Once you get past their stereotypical characterization, Prenna and Ethan aren’t that bad. By the end, Prenna isn’t making stupid decisions and Ethan becomes an actual character. They’re tolerable. But it wasn’t just the flat characters that bothered me in the first half. I think The Here and Now needed a bit more editing. There are a few places where the writing is choppy because Brashares didn’t use contractions. If she was trying to make Prenna sound old-fashioned (which makes no sense since she’s from the future), Brashares should have had every possible contraction removed instead of just a few random assed one.

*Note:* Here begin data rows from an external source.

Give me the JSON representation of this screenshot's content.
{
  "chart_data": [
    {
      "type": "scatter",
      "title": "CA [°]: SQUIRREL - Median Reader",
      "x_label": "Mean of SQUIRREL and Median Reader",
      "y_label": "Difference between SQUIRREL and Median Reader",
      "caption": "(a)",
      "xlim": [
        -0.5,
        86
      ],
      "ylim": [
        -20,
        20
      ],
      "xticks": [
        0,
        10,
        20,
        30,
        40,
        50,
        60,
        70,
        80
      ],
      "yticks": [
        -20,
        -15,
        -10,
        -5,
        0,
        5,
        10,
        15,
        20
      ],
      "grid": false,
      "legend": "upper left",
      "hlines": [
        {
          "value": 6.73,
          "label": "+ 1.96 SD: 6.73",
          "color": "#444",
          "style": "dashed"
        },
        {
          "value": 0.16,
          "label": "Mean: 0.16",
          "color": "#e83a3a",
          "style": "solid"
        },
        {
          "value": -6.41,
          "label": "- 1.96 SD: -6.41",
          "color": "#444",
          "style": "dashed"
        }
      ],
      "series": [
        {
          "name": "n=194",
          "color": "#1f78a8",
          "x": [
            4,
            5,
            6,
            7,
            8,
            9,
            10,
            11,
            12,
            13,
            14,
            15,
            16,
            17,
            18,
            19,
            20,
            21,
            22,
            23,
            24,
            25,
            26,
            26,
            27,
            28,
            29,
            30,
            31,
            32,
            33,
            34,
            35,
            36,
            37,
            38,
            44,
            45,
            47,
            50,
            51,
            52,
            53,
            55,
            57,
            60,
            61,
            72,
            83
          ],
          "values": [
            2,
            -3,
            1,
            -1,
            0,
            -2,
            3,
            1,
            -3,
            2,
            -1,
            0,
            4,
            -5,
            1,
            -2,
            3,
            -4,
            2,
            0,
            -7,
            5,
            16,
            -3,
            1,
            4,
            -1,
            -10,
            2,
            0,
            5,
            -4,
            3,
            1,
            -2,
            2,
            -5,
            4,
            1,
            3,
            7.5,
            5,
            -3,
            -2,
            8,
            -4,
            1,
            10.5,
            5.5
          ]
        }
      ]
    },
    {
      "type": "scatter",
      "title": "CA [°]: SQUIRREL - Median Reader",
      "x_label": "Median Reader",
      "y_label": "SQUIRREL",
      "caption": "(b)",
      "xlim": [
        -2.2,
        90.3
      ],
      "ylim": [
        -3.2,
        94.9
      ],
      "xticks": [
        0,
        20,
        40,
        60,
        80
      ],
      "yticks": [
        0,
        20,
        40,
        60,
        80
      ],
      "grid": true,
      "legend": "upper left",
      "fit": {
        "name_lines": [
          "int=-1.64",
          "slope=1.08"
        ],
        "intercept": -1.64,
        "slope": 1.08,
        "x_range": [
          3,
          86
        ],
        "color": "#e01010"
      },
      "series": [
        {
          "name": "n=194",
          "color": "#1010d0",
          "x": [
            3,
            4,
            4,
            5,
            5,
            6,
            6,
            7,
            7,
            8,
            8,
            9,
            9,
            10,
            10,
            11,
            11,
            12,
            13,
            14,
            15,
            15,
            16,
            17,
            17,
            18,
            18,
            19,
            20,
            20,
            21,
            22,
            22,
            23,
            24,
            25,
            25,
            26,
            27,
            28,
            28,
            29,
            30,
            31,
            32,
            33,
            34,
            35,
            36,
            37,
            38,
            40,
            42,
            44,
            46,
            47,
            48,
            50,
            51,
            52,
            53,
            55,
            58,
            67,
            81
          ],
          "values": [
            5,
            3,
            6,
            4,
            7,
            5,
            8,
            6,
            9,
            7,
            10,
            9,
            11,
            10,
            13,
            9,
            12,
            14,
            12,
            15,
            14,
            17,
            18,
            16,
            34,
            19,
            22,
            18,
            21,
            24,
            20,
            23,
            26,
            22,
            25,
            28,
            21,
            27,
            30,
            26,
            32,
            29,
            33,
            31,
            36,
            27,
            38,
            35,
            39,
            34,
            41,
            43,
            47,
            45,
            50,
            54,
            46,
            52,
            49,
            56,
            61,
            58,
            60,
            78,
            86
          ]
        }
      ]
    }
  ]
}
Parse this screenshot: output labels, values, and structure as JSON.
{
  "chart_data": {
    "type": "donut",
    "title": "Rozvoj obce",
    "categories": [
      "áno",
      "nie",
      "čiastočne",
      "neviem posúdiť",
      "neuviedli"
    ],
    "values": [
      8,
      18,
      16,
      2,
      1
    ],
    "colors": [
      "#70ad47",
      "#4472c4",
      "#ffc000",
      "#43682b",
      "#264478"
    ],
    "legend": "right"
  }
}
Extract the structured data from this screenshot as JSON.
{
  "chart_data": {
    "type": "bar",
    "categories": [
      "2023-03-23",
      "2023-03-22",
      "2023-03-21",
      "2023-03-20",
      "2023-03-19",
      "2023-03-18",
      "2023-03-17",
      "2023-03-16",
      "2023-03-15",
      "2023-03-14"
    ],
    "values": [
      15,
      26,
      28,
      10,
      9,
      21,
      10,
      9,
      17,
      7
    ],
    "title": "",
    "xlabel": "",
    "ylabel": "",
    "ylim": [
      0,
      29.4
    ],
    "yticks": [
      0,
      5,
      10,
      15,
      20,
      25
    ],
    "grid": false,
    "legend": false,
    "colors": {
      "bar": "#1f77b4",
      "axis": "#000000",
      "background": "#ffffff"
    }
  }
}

There were also multiple occasions in the first half where Prenna broke the fourth wall and started talking to the audience. They were gone by the mid-point, but it was a huge distraction to be ripped out of the book like that.

This book was very predictable. When the homeless man, “Ben Kenobi”, asked to speak to Prenna and started telling her she had to change the future, it was obvious the man was her father. He was mentioned so often, anyone reading would’ve known he was going to show up any second. On a site note, Prenna said she had great deductions skills, but she was in denial about “Kenobi” being her father even after she had solid proof. I guess Brashares could defend herself by saying Prenna didn’t want to believe he was her father. I’ll accept that, but it’s kind of weak. Moving back to the predictability of the story, I guessed Ethan was the important one Prenna had to save and not Mona, whom they spent the entire story trying to save. While my guess was never 100% confirmed, it was validated by Prenna stopping his death and the revelation of his potential future as a great scientist.

The second half of the story was better. There was more time than I wanted focused on the romance. They ate a lot of meals, shared secrets and played cards. The good part came when they actually got around to saving the future. The ending was strong enough that I’d read a sequel to find out what happens to Prenna, Ethan and the whole time travelling community.

Random Thought:
-This book is going to date itself real quick. The first chapter is titled April 23, 2014. I understand why they needed dates. It’s a time travel novel. But I feel they could’ve kept the future dates and found a way to work around the current dates. Anyone reading this book in a year will find it “old” just because the events happened in 2014.

Despite the weak writing, poor characterization and predictable plot at the beginning, The Here and Now wasn’t a complete waste of time. The end of the story, and how it unfolded, was interesting and kept my attention. But to get to the good parts, you have to wade through all the bad. I think the starts of The Here and Now deserves 2 stars. But the end gets four starts. So I’ll average it out to 3 stars.